CySec confirmed to Risk.net it did receive balance sheet information from the company. Only the regulator knows what that information looked like.

But a December 13 indictment issued by the US Securities and Exchange Commission accuses FTX of having cooked the books since the very beginning of the crypto exchange’s existence in 2019, commingling customer assets with those of proprietary trading firm Alameda, which was owned by the same man – Sam Bankman-Fried – now under arrest for fraud.

“It is optimistic to expect authorisation specialists to interrogate that information with a view to uncovering fraud,” says Harry Eddis, a partner at law firm Linklaters. Since FTX took steps to conceal the fraud – according to the SEC – it would be difficult for the untrained eye to have spotted it as part of a standard licensing procedure.

However, there were other warning signs with FTX’s financial records, as highlighted by the new chief executive. Veteran bankruptcy expert John Ray has stated in a declaration dated November 17 that he doesn’t trust the existing accounts for FTX.com – which was the parent of K-DNA.

The auditor of the consolidated financial statement for the period ending December 2021 was Prager Metis, which considers itself a “top 40” accounting firm, according to this press release, with a headquarters apparently in the “metaverse”. An unlikely candidate to audit a multinational financial corporation with more than 100 legal entities spread across the globe.

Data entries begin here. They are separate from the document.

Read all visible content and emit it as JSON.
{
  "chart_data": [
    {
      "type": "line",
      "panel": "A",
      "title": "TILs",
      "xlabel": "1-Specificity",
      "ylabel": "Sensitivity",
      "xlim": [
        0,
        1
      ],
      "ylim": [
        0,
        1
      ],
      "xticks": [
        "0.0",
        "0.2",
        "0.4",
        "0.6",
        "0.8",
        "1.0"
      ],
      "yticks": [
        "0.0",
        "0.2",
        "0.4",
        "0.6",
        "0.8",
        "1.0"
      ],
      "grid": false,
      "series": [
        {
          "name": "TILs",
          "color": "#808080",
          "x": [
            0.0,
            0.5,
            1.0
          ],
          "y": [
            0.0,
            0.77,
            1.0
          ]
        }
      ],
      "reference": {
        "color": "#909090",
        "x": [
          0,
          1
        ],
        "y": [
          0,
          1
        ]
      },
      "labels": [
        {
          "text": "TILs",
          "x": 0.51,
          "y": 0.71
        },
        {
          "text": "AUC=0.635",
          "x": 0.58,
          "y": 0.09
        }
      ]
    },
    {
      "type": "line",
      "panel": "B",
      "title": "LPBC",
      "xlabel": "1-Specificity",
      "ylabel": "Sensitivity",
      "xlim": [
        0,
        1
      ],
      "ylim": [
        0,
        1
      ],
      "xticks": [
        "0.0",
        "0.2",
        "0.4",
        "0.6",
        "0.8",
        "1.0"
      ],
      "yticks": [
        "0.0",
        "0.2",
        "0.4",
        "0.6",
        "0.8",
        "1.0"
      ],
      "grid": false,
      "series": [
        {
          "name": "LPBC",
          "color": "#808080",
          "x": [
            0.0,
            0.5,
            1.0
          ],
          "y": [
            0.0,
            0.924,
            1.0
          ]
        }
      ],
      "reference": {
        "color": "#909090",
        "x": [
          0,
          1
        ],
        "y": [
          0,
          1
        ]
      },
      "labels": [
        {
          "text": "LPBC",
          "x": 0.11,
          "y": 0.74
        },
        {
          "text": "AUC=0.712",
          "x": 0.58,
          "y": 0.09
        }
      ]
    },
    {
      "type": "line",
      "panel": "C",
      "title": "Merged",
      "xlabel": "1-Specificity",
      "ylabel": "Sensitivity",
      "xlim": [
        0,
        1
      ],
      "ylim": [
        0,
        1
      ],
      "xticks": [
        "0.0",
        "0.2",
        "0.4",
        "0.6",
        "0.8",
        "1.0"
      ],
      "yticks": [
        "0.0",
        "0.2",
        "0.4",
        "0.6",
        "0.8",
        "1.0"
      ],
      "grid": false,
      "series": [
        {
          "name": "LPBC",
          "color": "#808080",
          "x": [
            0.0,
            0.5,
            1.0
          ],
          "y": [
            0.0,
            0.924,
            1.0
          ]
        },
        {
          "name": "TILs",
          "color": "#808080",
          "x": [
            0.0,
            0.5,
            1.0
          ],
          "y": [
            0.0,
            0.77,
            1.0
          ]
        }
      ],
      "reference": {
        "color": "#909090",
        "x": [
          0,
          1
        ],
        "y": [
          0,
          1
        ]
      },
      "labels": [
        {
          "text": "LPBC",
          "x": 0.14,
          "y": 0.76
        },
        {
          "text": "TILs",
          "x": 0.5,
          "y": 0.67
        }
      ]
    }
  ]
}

The Financial Times managed to acquire a copy of FTX’s balance sheet dated November 10 – the day before it sought bankruptcy protection. This wouldn’t have been presented to CySec, but if the information the Cypriot regulator received was of any similar quality, then the Mifid application should have been thrown in the trash. Entirely in Excel, the balance sheet contains warnings that values are “rough” and could be “slightly off”. It also warns: “there is also obviously a chance of typos.”

There’s another test for those seeking approval to retain a Mifid licence following an acquisition – regulators can scrutinise the responsible executives at the parent company. Leaving aside Bankman-Fried, whose previous experience was as a junior trader at Jane Street, chief regulatory officer Daniel Friedberg had a particularly troubling past. He had been an attorney at Ultimate Bet, a digital gambling company that was found by a US court to have defrauded millions from players by allowing preferred participants to look at opponents’ cards in games of online poker.

Then there’s Gary Wang, former chief technology officer, who was so elusive, the only picture of him online (on the website of FTX seed investor Sequoia Capital) showed the back of his head. Wang is now at the centre of allegations that FTX systems were coded to divert customer funds to Alameda, and potentially to hack the exchange to extract further funds as it was being placed into bankruptcy.

Perhaps CySec lacked the resources to get accurate answers that might have shed light on the true nature of FTX. But European investors who lost money on the exchange – in the double-digit millions, according to a regulator’s testimony given at the European Parliament in November – will want to know whether the necessary questions were asked in the first place.